And Nakamura could see that, in this sacrifice too, there was no other way for the Emperor's wishes to be realised. What was a prisoner of war anyway? Less than a man, just materiel to be used to make the railways, like the teak sleepers and steel rails and dog spikes
I've always been an admirer of Richard Flanagan's work so when I saw his latest book while dashing through T2 Sydney airport on my last flight before the Christmas break I grabbed it, knowing that here was one volume that would not join the growing pile I start but never finish.
About this time, Flanagan was interviewed in a weekend magazine and I learned the work was inspired by his father's POW experience and had been many years in the making. Indeed his words hang together in perfect, truthful prose - the tools of a master craftsman - and the result is extraordinary.
Narrow Roadis a great yarn and much more besides. It brings a vital piece of our history to life in a spectacular and unforgettable way. My own view is that the story of the Thai Burma Railway and the 60 000 Allied prisoners who died building it should feature in history lessons as much, if not more than Gallipoli.
The central character, Dorrigo Evans, is a colonel and doctor in a prisoner of war camp on the so called 'Death Railway'. The novel moves between the daily atrocities experienced by Evans and his men and the love story that straddles his life.
Many books and films have dealt with the cruelty and inhumanity shown by an occupying force to its prisoners. Some readers, learning of the subject matter, might think 'another harrowing POW tale… maybe give it a miss?' Please don't.
Yes, there are passages of unerring horror – the death of a man beaten almost to the end who is still proud enough to try to make it to the latrines but falls to drown in a sea of filth is one such example – however we feel, not just revulsion and distress but a certain detached insight.
We are witnesses, not participants, and it is by witnessing that we see and sense all of the forces at work in the souls of the men, their captors and especially Evans.

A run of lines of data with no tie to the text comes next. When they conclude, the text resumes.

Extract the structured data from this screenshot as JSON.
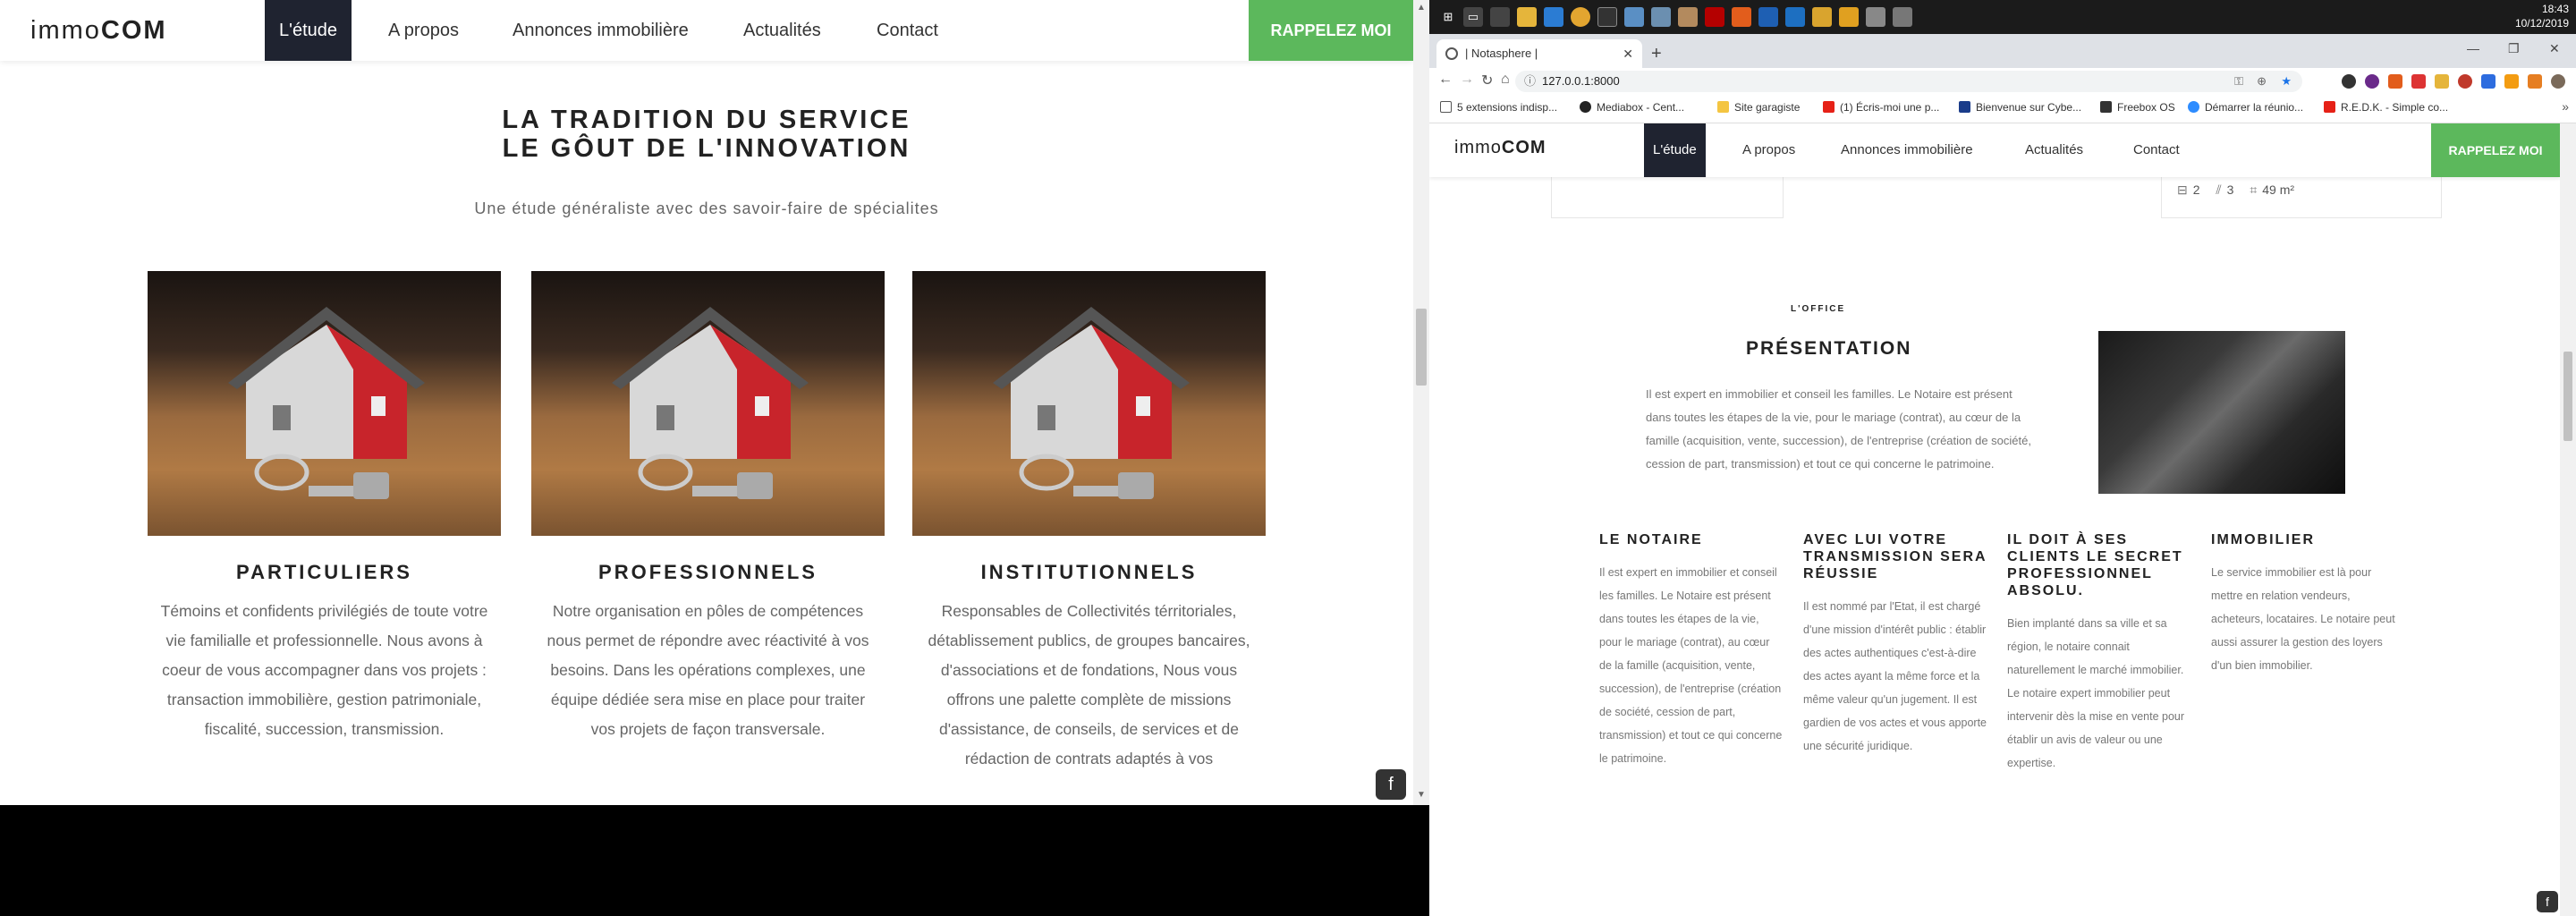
{
  "left": {
    "logo_light": "immo",
    "logo_bold": "COM",
    "nav": [
      "L'étude",
      "A propos",
      "Annonces immobilière",
      "Actualités",
      "Contact"
    ],
    "cta": "RAPPELEZ MOI",
    "headline_1": "LA TRADITION DU SERVICE",
    "headline_2": "LE GÔUT DE L'INNOVATION",
    "subtitle": "Une étude généraliste avec des savoir-faire de spécialites",
    "cards": [
      {
        "title": "PARTICULIERS",
        "text": "Témoins et confidents privilégiés de toute votre vie familialle et professionnelle. Nous avons à coeur de vous accompagner dans vos projets : transaction immobilière, gestion patrimoniale, fiscalité, succession, transmission."
      },
      {
        "title": "PROFESSIONNELS",
        "text": "Notre organisation en pôles de compétences nous permet de répondre avec réactivité à vos besoins. Dans les opérations complexes, une équipe dédiée sera mise en place pour traiter vos projets de façon transversale."
      },
      {
        "title": "INSTITUTIONNELS",
        "text": "Responsables de Collectivités térritoriales, détablissement publics, de groupes bancaires, d'associations et de fondations, Nous vous offrons une palette complète de missions d'assistance, de conseils, de services et de rédaction de contrats adaptés à vos"
      }
    ],
    "badge_icon": "f"
  },
  "right": {
    "taskbar": {
      "time": "18:43",
      "date": "10/12/2019"
    },
    "tab_title": "| Notasphere |",
    "url": "127.0.0.1:8000",
    "bookmarks": [
      "5 extensions indisp...",
      "Mediabox - Cent...",
      "Site garagiste",
      "(1) Écris-moi une p...",
      "Bienvenue sur Cybe...",
      "Freebox OS",
      "Démarrer la réunio...",
      "R.E.D.K. - Simple co..."
    ],
    "logo_light": "immo",
    "logo_bold": "COM",
    "nav": [
      "L'étude",
      "A propos",
      "Annonces immobilière",
      "Actualités",
      "Contact"
    ],
    "cta": "RAPPELEZ MOI",
    "property_stats": {
      "beds": "2",
      "baths": "3",
      "area": "49 m²"
    },
    "eyebrow": "L'OFFICE",
    "title": "PRÉSENTATION",
    "intro": "Il est expert en immobilier et conseil les familles. Le Notaire est présent dans toutes les étapes de la vie, pour le mariage (contrat), au cœur de la famille (acquisition, vente, succession), de l'entreprise (création de société, cession de part, transmission) et tout ce qui concerne le patrimoine.",
    "columns": [
      {
        "title": "LE NOTAIRE",
        "text": "Il est expert en immobilier et conseil les familles. Le Notaire est présent dans toutes les étapes de la vie, pour le mariage (contrat), au cœur de la famille (acquisition, vente, succession), de l'entreprise (création de société, cession de part, transmission) et tout ce qui concerne le patrimoine."
      },
      {
        "title": "AVEC LUI VOTRE TRANSMISSION SERA RÉUSSIE",
        "text": "Il est nommé par l'Etat, il est chargé d'une mission d'intérêt public : établir des actes authentiques c'est-à-dire des actes ayant la même force et la même valeur qu'un jugement. Il est gardien de vos actes et vous apporte une sécurité juridique."
      },
      {
        "title": "IL DOIT À SES CLIENTS LE SECRET PROFESSIONNEL ABSOLU.",
        "text": "Bien implanté dans sa ville et sa région, le notaire connait naturellement le marché immobilier. Le notaire expert immobilier peut intervenir dès la mise en vente pour établir un avis de valeur ou une expertise."
      },
      {
        "title": "IMMOBILIER",
        "text": "Le service immobilier est là pour mettre en relation vendeurs, acheteurs, locataires. Le notaire peut aussi assurer la gestion des loyers d'un bien immobilier."
      }
    ]
  }
}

One of the strengths of the narrative is its sheer lack of judgment. Whether describing Evans' desperate operation to amputate a progressively gangrenous leg, not realising his patient had died, or the Korean guard who in the post war trials bears his sentence to death 'like an animal … without understanding but with a dull awareness', Flanagan's descriptions are dispassionate. Indignation, distress, sadness are for the reader to feel, rather than the words to express.
A tender contrast to the savagery of the landscape and story, is the love that captures Evans. He had an affair with his uncle's younger wife, Amy, before the war and when posted, promised to come back to her. But her house burns down and in the only lie his wife Ella ever tells him, Evans believes Amy perished in the blaze.
In a passage of awful pathos near the end of the book, they pass each other on the Harbour Bridge. He had thought her dead but here she is walking towards him.
'Time had made her more, not less beautiful. As though, rather than taking, age had simply revealed who she really was'.